En une semaine de conflit ouvert, Téhéran a lancé plus de 1 000 drones kamikazes et plusieurs centaines de missiles sur des cibles américaines et israéliennes au Moyen-Orient. Deux avions bombardiers iraniens ont même été abattus avant qu’ils ne frappent la base militaire d’Al-Udeid au Qatar, le 2 mars. Si la plupart des attaques iraniennes sont interceptées, leur précision interroge.
Selon le Washington Post, cette précision est rendue possible par un allié de taille pour Téhéran : Moscou. Trois sources du journal américain, proches des services de renseignement, lui ont confié que le Kremlin aidait l’Iran à déterminer et à trouver les sites américains à cibler au Moyen-Orient ces derniers jours. Une aide active qui contraste avec les commentaires officiels de la Russie, qui appelle à cesser « cet acte d’agression injustifié ».
L’Iran a peut-être utilisé les satellites russes pour cibler des sites américains
Difficile de savoir, en l’état, quelle est l’ampleur de l’aide apportée par Moscou. Le 1er mars, six soldats américains ont été tués au Koweït par une frappe de drone iranien. C’est l’une des seules attaques qui n’aient pas été interceptées par la coalition Israël–États-Unis et par les alliés des Américains dans la région. Mais cette attaque, et toutes les autres tentatives, semblent cibler les infrastructures de commande et de contrôle américaines. Le bureau saoudien de la CIA a par exemple été visé. Des frappes précises étonnantes pour les capacités technologiques iraniennes.
L’Iran possède quelques satellites militaires, mais pas une véritable constellation capable de fournir des données précises sur les infrastructures américaines. La Russie, elle, a cette capacité. Cela pourrait expliquer la « sophistication » remarquée par les observateurs dans les dernières tentatives de frappes de l’Iran.

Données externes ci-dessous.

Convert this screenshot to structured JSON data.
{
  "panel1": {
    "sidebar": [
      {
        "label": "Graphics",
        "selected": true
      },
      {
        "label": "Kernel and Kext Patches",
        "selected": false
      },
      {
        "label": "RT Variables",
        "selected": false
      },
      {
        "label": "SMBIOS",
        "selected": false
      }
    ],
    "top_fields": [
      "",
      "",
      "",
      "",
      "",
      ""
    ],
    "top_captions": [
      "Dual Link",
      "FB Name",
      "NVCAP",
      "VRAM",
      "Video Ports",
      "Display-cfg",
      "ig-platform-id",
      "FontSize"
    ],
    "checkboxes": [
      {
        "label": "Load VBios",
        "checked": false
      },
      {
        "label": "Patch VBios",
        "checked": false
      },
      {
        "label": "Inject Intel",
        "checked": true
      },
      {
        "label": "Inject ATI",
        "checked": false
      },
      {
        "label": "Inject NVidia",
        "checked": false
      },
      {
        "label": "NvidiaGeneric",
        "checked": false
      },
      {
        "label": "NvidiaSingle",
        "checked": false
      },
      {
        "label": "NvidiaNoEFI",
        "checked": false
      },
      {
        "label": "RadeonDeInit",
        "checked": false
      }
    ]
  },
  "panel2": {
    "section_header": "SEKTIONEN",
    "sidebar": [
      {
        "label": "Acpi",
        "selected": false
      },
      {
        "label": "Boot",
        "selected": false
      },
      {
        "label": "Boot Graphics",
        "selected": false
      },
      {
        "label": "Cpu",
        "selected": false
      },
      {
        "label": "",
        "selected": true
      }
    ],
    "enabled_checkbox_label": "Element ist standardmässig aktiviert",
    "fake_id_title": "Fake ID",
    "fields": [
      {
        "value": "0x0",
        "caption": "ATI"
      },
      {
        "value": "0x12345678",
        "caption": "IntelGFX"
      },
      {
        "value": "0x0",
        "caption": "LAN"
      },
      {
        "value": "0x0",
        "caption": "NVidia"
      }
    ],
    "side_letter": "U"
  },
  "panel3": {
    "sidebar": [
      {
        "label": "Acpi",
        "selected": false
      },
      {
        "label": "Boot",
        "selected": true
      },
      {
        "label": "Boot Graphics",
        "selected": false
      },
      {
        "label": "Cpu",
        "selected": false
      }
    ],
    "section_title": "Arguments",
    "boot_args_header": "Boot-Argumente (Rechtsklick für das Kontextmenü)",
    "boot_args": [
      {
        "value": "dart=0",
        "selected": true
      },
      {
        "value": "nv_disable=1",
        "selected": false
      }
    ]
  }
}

La Russie va-t-elle plonger dans la guerre au Moyen-Orient ?
L’implication du Kremlin dans le conflit au Moyen-Orient n’est pas une surprise. L’Iran fait partie des alliés historiques de la Russie. Depuis l’invasion de l’Ukraine en 2022, Téhéran a d’ailleurs largement participé à l’effort de guerre de Moscou. Tout comme les États-Unis financent l’aide militaire en Ukraine. L’aide russe à l’Iran serait donc, en quelque sorte, un juste retour des choses.
Cela ne veut pas dire pour autant que la Russie a intérêt à s’impliquer davantage dans le conflit au Moyen-Orient. En revanche, selon le Washington Post, le Kremlin pourrait trouver son compte dans une guerre durable dans la région. En effet, cela permettrait de dévier l’attention internationale qui pesait sur l’Ukraine tout en redonnant de la force au marché du pétrole et du gaz russes.